Chef Eric Miller, owner of Southampton catering operation Food & Co., has brought his culinary talents to Sag Harbor this summer with a new restaurant in the space that once housed the Paradise Café. Chandeliers, exposed brick and a copper-topped bar have warmed up the room, while French doors open onto sidewalk seating. The patio out back adds to the indoor-outdoor theme. In addition to menu items like local corn, carrot and fresh pea chowder; wood-fired bone-in double rib-eye; and spaghetti with heirloom tomatoes, charred hot chile peppers and lobster, there are daily specials such as grilled soft-shell crab sandwich and local asparagus salad with jumbo lump crab.
This famed café recently went organic, introduced a spa menu and expanded its hours into the evening. At breakfast, people line up for the legendary oatmeal with warm berries and brown sugar as well as the breakfast burrito and its newer spa cousin: egg whites with turkey and spinach in a whole-wheat wrap. In the evening, try turkey and chorizo chilli; roasted cod in white wine with fresh herbs and baby Yukon gold potatoes; or grilled salmon with mustard.

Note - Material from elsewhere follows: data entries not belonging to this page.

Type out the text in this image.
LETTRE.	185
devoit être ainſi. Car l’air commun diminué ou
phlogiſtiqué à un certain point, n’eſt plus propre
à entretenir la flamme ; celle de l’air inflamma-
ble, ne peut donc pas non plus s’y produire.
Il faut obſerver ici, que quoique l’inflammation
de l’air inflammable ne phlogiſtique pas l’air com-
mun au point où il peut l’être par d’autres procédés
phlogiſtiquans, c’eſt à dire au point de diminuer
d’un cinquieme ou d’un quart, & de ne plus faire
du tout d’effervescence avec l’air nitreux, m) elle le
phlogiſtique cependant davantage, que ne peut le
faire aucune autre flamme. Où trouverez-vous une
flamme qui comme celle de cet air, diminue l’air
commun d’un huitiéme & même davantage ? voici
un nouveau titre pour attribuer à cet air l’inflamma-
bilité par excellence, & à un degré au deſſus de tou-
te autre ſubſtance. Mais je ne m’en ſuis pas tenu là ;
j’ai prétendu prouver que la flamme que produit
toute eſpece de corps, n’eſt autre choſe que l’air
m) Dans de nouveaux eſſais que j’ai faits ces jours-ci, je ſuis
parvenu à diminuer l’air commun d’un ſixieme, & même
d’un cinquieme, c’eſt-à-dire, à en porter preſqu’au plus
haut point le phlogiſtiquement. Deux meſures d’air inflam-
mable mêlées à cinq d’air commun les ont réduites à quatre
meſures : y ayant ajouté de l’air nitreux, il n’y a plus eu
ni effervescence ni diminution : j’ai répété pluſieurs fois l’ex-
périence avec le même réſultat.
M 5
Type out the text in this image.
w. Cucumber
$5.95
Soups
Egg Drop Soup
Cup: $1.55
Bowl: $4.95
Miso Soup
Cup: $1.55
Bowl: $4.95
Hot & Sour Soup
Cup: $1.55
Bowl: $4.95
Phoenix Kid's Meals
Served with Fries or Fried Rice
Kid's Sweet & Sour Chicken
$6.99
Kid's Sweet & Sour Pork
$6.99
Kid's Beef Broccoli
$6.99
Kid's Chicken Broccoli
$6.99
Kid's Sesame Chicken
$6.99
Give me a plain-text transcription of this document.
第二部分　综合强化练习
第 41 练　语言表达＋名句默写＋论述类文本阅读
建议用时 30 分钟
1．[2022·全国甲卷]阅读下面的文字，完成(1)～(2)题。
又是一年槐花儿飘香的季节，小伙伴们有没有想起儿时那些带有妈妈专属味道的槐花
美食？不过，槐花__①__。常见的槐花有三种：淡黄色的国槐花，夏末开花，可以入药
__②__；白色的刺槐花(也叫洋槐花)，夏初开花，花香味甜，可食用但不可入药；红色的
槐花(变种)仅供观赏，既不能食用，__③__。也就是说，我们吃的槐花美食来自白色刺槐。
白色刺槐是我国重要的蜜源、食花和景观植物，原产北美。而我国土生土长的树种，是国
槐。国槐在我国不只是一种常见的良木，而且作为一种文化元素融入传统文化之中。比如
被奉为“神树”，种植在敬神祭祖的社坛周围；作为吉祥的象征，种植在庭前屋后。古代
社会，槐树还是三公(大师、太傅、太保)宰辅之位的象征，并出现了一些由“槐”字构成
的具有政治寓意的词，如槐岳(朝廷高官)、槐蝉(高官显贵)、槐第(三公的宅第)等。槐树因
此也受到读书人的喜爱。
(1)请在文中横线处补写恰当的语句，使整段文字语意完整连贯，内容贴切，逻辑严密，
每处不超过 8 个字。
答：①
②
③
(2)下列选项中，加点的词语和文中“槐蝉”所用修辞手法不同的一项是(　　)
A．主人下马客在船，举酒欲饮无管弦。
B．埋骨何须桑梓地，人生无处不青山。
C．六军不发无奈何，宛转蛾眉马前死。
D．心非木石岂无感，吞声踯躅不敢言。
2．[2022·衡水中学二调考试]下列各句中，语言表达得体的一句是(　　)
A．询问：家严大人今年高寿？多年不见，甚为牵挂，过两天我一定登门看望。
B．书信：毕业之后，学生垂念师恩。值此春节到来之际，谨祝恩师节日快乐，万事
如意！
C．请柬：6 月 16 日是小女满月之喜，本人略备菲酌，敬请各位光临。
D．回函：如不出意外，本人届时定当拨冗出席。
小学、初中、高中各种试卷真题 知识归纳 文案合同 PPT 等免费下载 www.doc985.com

New York's legendary steakhouse, which dates back to the 1800s, has opened a more modern offshoot in Southampton, where Savanna's operated for years. The restaurant's signature offerings, like Lobster Newburg and the Delmonico steak, are available along with updated variations including crab cakes eggs Benedict and a signature burger, which here has double-smoked bacon and black truffle. The East End sister also emphasises seafood, including Montauk striped bass, whole roasted Dover sole and wild king salmon.